Suffolk County is broke, yet it just gave the Town of Babylon $1.2 million of borrowed money to fund a building to house the Long Island Music Hall of Fame in Wyandanch.

This is the same county that has total debt of over $2 billion dollars (that's billion with a b) and has borrowed an additional $150 million from the sewer fund, $350 million to pay pensions, and wants to borrow another $60 million over the next two years to pay for police retirements. I have nothing against the Long Island Music Hall of Fame, but it is simply ridiculous that taxpayers have to foot the bill for such an endeavor during this fiscal crisis.

Unfortunately this deal appears to be far more about politics than responsible governing.

The funding was part of several bills passed at the Suffolk County Legislature's final meeting of 2016, which included "Jumpstart Suffolk" and "Sart-Up/NY" funding for several projects including the Ronkonkoma Hub, Blue Point Brewery project and Mattituck Traffic Study, among others. $200,000 in funding was also included for planning and design of downtown Kings Park, presumably to garner my support for the bills as a champion of the hamlet's revitalization effort or at least buy my silence on the matter.

The new Kings Park funding materialized not in response to any request made by the Town of Smithtown and came as a complete surprise to Supervisor Vecchio who had no knowledge of the additional initiative prior to the introduction of the legislation, yet suddenly, it was available. Obviously, my dissenting vote along with this piece demonstrates that the County Executive's hush money could not silence my opposition.

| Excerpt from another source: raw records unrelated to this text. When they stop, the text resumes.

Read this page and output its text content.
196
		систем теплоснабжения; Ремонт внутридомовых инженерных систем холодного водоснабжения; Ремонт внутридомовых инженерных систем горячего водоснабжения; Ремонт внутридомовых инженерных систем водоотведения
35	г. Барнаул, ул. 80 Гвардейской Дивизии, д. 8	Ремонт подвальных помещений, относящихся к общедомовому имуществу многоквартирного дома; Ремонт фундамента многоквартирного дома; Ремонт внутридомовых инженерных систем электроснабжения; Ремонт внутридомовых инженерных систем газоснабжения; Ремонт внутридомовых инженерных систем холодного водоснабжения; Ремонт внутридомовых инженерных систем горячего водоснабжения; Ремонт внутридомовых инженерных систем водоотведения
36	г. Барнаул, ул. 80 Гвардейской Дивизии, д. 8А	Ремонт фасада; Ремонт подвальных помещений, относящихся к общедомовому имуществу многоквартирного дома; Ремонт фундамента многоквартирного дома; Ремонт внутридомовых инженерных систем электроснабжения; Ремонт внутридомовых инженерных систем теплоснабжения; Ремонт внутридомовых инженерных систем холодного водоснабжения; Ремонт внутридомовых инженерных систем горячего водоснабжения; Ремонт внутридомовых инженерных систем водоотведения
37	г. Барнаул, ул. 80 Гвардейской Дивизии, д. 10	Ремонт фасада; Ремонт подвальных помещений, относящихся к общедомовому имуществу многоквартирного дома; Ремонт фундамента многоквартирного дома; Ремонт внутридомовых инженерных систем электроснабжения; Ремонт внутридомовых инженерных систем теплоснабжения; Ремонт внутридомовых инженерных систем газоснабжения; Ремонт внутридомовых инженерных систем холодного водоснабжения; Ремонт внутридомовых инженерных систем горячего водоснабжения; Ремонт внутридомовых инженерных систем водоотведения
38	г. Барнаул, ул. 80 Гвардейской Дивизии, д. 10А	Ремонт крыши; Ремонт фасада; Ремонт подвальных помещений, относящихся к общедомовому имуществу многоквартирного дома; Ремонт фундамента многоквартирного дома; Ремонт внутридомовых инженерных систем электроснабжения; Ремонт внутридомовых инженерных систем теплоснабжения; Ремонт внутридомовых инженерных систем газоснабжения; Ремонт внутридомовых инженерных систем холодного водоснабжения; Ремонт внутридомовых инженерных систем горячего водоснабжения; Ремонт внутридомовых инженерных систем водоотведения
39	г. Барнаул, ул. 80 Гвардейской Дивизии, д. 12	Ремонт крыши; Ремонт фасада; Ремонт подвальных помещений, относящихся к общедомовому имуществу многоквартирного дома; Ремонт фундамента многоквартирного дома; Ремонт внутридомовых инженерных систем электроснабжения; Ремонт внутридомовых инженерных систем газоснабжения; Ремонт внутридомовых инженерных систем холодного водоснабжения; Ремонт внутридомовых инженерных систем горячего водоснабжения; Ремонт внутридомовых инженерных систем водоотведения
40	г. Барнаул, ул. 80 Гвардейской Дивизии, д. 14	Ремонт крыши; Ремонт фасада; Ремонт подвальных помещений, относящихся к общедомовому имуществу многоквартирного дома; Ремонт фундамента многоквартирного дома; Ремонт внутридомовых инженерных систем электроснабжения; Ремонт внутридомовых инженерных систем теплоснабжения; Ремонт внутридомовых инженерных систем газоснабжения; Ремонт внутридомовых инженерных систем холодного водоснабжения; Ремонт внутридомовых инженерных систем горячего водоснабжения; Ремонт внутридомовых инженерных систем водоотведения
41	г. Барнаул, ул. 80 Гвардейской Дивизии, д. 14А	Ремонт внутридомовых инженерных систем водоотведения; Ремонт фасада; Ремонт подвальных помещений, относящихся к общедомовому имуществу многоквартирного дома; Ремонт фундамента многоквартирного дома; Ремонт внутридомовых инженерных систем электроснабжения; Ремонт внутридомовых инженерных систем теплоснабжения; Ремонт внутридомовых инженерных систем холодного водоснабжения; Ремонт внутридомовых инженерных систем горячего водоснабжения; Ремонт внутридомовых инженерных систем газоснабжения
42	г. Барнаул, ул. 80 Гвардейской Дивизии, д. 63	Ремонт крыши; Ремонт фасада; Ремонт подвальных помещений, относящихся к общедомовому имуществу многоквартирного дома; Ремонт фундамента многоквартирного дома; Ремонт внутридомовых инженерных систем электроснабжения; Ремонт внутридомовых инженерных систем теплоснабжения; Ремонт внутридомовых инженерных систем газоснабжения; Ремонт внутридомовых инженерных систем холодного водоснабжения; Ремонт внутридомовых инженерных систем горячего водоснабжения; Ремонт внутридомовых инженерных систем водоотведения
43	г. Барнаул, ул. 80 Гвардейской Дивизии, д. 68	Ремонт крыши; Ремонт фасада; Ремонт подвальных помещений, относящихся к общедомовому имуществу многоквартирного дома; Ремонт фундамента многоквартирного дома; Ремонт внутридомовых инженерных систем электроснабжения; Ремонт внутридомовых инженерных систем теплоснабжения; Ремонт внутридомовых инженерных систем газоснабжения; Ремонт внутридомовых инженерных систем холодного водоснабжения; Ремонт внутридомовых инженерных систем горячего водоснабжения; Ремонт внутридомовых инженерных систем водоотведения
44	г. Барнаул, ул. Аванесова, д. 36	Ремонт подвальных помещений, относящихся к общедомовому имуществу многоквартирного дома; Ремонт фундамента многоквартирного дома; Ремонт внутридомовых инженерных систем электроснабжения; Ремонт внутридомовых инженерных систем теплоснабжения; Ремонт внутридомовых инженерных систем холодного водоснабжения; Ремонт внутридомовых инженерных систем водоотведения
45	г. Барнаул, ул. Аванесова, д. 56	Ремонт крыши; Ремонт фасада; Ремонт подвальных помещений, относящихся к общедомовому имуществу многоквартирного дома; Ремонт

Various halls of fame across the nation are struggling mightily and in man cases have been forced to close their doors. Undeterred by this fact and the recent failure of the Suffolk County Sports Hall of Fame, which now exists as some photos on the walls inside the Southwest Airlines terminal at Long Island MacArthur Airport after five mostly in-the-red years in Patchogue.

County Executive Bellone and some lawmakers are again gambling taxpayer dollars on such a venture. While the notion of throwing taxpayer dollars at such a risky endeavor is concerning, the siting of the venue in Wyandanch is troubling. This is the latest attempt to breathe life into the grand Wyandanch Rising vision, the transit-oriented, mix-use development project funded by hundreds of millions of dollars in public money designed to transform the Wyandanch community.

Somewhat predictably, the endeavor has not gone according to script thus far, prompting the administration to come up with new ways to prop-up the project. With all currently occupied residential units in the development requiring subsidy and only a fraction of available retail space in the development rented, Suffolk County government (and its taxpayers) is coming to the rescue.

First, by funding the siting of the Hall of Fame, which will operate rent-free at the location in an effort to promote interest and increase foot traffic and second by potentially relocating the Martin Luther King Health Center with the rent paid by the Suffolk County taxpayers to a private developer to anchor the development's commercial space and guarantee a revenue stream that otherwise might not be attainable. While I suppose it is possible that the presence of the center could potentially draw some associated businesses, such as a laboratory to the development, it is just as likely that the presence of the health center could deter other residents and businesses that would prefer not to have a health center for a neighbor. I'm not sure at this point if Wyandanch is in fact rising, but one thing is for sure, the cost to taxpayers sure is.

Suffok residents should be concerned, not only with the financial state of this county and the cost of living here, but at the lengths County Executive Bellone will go in order to pursue a questionable vision and protect what is left of his legacy. He continues to promise a better tomorrow while at the same time mortgaging our future. I wish the Long Island Music Hall of Fame great success, but I fear that if the administration continues down this irresponsible path, we all may have to read about it from our homes in the Carolinas.